Claro, o Silvyo o conduziria a caminhar pelo fantástico labirinto de estantes e caixas que é a sua “Fortaleza da Solidão”, apresentando não apenas as raríssimas coleções de revistas, miniaturas e estatuetas de personagens de quadrinhos, como também acervos de ilustrações de artistas nacionais e internacionais. Entre eles, o nosso saudoso Al Rio.

Diante de tantos nomes de peso, o Ziraldo não se fez de rogado e, num pedaço de parede, deixou também rabiscado um seu Menino Maluquinho a saudar o grande Silvyo que, aliás, também foi um dos palestrantes convidados naquela Bienal.







Ziraldo, durante o “passeio”, ia pedindo uma coisa e outra, colhendo “flores daquele jardim”. Depois, sentou-se na banqueta do Silvyo, na entrada da loja, atendeu telefonemas, foi fotografado pelos clientes que o reconheceram, contou algumas outras histórias e, depois, tomamos o rumo direto para o aeroporto. Entre as aquisições, as Playboy da Xuxa e da Luiza Brunet: “Vou levar. Acredita que eu nunca vi?”

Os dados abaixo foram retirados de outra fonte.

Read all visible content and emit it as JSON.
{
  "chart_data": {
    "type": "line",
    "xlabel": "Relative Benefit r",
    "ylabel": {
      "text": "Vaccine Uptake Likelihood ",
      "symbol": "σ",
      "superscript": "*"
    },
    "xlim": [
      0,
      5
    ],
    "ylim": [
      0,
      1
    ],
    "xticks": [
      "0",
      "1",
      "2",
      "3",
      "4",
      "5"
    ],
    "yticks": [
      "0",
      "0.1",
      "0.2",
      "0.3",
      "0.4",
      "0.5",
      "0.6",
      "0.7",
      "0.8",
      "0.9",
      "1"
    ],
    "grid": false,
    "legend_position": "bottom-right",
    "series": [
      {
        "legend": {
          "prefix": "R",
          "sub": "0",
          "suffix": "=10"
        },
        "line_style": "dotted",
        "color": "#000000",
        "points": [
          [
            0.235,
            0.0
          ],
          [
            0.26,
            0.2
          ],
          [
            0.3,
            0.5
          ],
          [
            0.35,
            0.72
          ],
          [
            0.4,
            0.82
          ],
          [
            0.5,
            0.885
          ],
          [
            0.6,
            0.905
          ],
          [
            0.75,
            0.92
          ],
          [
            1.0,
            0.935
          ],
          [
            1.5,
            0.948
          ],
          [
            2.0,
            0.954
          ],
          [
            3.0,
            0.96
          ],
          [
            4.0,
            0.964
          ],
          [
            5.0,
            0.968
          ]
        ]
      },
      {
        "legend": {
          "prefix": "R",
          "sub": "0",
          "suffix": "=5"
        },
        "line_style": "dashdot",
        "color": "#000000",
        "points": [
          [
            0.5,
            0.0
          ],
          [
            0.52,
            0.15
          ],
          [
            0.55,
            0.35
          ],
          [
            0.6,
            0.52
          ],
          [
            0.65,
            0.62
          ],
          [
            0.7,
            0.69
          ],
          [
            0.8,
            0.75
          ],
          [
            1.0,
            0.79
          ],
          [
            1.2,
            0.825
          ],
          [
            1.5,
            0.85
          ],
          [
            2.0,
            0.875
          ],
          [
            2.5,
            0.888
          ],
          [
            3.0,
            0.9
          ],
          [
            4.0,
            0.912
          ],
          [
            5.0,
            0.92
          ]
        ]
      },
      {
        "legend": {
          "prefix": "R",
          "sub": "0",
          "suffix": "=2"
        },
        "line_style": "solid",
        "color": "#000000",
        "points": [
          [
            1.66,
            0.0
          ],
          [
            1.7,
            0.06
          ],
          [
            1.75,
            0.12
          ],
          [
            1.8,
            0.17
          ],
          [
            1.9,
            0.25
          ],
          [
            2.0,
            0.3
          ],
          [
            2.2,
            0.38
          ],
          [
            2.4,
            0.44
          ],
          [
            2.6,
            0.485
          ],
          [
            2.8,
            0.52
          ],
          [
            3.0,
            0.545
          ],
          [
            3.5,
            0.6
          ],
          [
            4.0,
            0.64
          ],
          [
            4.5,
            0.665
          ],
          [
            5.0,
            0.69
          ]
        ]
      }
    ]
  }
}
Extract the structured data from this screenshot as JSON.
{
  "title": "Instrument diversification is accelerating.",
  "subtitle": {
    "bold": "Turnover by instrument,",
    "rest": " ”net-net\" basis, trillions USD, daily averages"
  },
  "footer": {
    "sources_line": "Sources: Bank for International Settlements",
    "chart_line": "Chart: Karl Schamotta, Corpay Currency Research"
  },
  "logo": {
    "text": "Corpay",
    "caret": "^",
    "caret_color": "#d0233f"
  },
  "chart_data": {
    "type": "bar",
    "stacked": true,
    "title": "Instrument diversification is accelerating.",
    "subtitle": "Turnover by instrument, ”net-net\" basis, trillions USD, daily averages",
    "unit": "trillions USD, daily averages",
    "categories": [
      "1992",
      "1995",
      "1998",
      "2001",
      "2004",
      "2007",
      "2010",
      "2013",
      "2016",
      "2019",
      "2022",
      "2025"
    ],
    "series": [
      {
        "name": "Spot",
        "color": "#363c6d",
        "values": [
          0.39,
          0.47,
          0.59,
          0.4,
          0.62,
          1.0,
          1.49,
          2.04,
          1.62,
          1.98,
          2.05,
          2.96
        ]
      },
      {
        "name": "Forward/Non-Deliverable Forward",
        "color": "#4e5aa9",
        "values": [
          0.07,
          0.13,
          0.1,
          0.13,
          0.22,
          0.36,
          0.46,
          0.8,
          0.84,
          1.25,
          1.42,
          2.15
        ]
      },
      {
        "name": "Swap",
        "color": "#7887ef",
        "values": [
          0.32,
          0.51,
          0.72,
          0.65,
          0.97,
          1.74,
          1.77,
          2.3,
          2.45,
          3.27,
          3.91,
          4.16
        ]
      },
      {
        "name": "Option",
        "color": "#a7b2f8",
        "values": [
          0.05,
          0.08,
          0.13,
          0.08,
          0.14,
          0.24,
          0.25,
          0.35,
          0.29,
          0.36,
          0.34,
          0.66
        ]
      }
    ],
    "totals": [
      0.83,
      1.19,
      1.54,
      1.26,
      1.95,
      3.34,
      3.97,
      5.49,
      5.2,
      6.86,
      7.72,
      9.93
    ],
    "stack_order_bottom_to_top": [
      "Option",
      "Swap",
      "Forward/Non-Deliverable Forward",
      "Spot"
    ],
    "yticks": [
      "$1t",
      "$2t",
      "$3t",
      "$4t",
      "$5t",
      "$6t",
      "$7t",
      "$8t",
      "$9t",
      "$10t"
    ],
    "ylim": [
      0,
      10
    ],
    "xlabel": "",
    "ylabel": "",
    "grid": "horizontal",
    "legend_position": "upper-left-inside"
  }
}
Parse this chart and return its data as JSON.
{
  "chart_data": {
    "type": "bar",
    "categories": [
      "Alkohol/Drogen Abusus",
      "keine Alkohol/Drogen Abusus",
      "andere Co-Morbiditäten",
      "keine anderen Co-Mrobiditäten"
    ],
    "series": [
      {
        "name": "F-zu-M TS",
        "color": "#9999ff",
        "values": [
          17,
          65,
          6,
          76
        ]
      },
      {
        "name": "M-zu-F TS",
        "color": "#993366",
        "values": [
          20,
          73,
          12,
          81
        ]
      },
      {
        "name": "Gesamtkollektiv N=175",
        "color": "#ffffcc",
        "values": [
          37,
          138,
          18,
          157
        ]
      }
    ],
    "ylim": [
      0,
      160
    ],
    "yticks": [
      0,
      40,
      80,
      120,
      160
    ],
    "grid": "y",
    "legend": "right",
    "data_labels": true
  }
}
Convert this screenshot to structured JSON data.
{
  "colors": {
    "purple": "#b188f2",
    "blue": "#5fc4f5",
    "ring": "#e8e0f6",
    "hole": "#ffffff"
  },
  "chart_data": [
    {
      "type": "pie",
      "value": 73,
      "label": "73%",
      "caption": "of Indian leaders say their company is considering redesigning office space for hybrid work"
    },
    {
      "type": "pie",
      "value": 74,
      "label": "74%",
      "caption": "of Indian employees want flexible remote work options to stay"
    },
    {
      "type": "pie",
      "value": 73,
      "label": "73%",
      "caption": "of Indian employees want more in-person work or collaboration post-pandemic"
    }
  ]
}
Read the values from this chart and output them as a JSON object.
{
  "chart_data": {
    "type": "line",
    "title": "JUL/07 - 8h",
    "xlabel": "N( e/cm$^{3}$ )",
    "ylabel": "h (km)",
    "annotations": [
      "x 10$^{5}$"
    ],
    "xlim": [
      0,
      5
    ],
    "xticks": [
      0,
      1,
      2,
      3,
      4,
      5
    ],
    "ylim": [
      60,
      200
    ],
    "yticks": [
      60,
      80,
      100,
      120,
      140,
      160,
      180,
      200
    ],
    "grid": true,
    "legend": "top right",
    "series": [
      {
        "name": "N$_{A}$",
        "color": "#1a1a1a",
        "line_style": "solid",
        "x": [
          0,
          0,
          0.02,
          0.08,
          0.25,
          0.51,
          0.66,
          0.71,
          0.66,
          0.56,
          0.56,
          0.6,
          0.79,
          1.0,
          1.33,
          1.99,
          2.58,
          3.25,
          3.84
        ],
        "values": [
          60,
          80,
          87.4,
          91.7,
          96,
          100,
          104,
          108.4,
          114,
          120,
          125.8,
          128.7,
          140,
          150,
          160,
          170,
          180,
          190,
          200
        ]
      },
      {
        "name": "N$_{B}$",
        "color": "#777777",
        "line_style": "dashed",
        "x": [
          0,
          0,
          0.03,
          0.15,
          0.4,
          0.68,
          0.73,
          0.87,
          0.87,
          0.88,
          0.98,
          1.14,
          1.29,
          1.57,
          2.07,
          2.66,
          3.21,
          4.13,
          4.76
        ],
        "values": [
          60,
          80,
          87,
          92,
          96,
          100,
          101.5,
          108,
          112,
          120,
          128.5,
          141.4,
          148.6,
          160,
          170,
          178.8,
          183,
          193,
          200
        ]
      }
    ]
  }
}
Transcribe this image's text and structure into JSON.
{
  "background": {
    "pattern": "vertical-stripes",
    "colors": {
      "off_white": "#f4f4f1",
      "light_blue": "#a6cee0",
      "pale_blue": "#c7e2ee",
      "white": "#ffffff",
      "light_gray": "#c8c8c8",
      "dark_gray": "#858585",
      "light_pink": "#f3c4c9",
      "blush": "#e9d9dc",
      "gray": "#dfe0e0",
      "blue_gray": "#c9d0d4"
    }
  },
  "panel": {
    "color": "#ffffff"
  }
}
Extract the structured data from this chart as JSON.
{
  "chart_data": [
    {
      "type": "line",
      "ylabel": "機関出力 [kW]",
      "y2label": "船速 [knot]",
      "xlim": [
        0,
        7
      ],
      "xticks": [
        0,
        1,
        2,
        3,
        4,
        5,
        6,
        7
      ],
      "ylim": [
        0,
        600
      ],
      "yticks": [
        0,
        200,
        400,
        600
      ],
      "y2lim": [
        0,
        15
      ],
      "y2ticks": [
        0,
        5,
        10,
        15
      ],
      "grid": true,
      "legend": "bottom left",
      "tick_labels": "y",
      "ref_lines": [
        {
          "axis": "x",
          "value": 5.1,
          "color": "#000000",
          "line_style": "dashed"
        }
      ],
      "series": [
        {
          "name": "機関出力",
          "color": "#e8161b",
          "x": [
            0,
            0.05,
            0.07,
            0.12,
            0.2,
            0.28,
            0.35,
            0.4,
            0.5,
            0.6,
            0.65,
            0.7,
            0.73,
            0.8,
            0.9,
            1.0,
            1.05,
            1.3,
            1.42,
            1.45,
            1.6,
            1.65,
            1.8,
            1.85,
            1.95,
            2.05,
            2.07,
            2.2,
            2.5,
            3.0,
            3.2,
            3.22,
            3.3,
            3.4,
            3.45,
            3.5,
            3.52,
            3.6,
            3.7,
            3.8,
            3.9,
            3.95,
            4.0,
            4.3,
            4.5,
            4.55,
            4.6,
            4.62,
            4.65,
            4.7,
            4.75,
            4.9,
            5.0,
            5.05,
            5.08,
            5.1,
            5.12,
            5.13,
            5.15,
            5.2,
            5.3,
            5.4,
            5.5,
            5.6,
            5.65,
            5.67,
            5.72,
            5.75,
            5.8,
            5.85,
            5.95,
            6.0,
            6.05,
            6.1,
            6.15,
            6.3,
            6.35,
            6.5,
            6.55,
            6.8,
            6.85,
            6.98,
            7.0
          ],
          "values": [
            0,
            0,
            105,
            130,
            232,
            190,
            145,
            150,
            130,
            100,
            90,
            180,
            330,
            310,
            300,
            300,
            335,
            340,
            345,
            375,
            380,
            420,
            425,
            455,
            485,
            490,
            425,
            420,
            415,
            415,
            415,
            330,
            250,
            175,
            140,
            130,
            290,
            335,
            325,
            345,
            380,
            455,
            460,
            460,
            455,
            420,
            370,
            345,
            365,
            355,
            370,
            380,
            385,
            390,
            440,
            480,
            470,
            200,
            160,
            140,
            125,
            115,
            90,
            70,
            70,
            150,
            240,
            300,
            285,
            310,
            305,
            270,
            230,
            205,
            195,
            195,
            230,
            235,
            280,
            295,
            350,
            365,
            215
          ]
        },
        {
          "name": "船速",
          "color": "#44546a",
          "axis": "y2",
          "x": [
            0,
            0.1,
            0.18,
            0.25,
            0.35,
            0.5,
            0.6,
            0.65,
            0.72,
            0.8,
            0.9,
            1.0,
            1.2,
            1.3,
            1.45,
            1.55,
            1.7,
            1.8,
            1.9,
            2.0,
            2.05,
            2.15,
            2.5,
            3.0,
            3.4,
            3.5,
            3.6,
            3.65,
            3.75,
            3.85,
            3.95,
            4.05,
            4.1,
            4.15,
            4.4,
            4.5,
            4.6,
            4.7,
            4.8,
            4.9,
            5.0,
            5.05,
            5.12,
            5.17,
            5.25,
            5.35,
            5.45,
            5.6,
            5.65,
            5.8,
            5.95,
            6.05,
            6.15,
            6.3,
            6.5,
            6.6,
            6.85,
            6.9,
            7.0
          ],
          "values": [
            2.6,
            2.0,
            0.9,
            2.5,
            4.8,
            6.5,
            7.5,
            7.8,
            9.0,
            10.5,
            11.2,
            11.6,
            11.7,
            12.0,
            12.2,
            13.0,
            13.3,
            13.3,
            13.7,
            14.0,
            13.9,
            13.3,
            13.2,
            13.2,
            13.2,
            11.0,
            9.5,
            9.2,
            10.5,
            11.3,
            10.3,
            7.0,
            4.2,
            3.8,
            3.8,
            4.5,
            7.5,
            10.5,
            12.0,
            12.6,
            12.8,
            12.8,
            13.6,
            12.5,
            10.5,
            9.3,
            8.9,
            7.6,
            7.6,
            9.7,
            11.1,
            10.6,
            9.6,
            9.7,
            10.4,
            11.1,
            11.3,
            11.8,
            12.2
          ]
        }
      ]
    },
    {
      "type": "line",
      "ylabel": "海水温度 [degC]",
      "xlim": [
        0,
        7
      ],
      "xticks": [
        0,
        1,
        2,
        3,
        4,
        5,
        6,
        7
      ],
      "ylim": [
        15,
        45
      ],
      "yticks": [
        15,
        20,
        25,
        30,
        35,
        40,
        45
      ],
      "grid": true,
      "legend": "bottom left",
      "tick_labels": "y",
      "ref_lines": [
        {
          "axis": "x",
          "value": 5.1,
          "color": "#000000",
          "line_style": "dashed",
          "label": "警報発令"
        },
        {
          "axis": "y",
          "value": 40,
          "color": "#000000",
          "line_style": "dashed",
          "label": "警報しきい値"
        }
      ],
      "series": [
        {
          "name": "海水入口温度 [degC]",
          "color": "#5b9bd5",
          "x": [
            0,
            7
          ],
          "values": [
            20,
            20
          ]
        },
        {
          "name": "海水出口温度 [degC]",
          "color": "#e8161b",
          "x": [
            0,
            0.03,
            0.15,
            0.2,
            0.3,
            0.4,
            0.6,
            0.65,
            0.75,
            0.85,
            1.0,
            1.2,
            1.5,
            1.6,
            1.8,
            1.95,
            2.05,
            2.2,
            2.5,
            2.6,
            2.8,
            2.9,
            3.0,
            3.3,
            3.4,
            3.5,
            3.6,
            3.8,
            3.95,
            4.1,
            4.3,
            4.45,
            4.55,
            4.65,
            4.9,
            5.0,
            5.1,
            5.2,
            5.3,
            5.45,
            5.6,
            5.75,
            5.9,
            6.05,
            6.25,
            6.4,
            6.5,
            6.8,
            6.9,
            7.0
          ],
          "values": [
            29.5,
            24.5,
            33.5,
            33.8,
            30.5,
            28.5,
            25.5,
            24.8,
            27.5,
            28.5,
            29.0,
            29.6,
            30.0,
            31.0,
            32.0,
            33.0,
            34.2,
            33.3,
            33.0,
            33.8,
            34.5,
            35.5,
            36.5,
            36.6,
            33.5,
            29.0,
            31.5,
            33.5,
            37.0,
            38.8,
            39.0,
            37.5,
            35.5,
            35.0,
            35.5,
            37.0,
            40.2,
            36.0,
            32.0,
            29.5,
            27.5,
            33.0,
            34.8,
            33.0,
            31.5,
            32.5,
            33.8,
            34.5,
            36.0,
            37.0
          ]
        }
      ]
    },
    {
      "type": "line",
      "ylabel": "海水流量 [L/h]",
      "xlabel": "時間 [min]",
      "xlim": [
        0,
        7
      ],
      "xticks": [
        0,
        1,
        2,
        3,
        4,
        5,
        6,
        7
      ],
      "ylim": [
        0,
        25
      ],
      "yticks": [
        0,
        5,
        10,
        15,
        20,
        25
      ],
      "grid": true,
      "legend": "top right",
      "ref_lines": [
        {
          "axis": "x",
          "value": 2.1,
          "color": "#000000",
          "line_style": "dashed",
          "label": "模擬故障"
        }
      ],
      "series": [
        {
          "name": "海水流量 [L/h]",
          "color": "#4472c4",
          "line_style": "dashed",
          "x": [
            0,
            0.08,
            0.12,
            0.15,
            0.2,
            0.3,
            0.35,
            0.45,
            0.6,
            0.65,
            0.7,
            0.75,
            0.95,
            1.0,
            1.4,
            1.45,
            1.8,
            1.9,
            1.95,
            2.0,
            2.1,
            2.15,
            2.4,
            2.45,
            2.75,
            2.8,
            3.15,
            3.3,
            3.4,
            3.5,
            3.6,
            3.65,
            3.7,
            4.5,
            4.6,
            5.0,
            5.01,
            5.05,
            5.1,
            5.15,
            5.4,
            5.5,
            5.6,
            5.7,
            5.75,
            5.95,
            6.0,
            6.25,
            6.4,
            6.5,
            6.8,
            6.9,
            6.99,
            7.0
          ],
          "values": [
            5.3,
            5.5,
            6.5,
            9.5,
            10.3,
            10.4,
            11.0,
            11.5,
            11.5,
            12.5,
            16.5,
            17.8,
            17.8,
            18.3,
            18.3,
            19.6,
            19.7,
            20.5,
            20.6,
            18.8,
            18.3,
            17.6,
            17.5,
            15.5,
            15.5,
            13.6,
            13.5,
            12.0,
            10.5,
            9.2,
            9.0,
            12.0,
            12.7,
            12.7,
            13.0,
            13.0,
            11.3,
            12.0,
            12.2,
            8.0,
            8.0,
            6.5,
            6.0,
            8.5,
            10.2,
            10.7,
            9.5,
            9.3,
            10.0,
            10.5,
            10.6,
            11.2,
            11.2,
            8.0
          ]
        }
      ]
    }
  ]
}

No aeroporto, o problema era: tinha que comprar qualquer coisa para colocar o grande número de livros e revistas que ele havia ganhado e comprado. Não foi fácil. “O aeroporto de vocês é muito pequenininho...” Mas conseguimos. Quando na hora de guardar tudo na bolsa – “A Márcia não sabe mais o que fazer com tanta bolsa” –, ele perguntou: “E você não escreve? Cadê os seus livros?” Não tinha levado nada. Fiquei de enviar depois. Nunca o fiz. E assim nos despedimos. Cheguei a ligar para ele umas duas vezes, no máximo. As lembranças, praticamente todas, de sua vinda e companhia, estão aqui registradas. Foram apenas dois dias, mas memoráveis. Com a sua derradeira partida, todas essas passagens pintadas há 14 anos me voltam à mente. Tão distantes, que sinto como se fora um filme antigo. Esforço-me para lembrar mais detalhes, todos, porém muitos se perderam irrecuperavelmente, assim como a minha coleção da Turma do Pererê, valiosamente ali autografada, contudo, degustada criminosamente por meus vis cupins.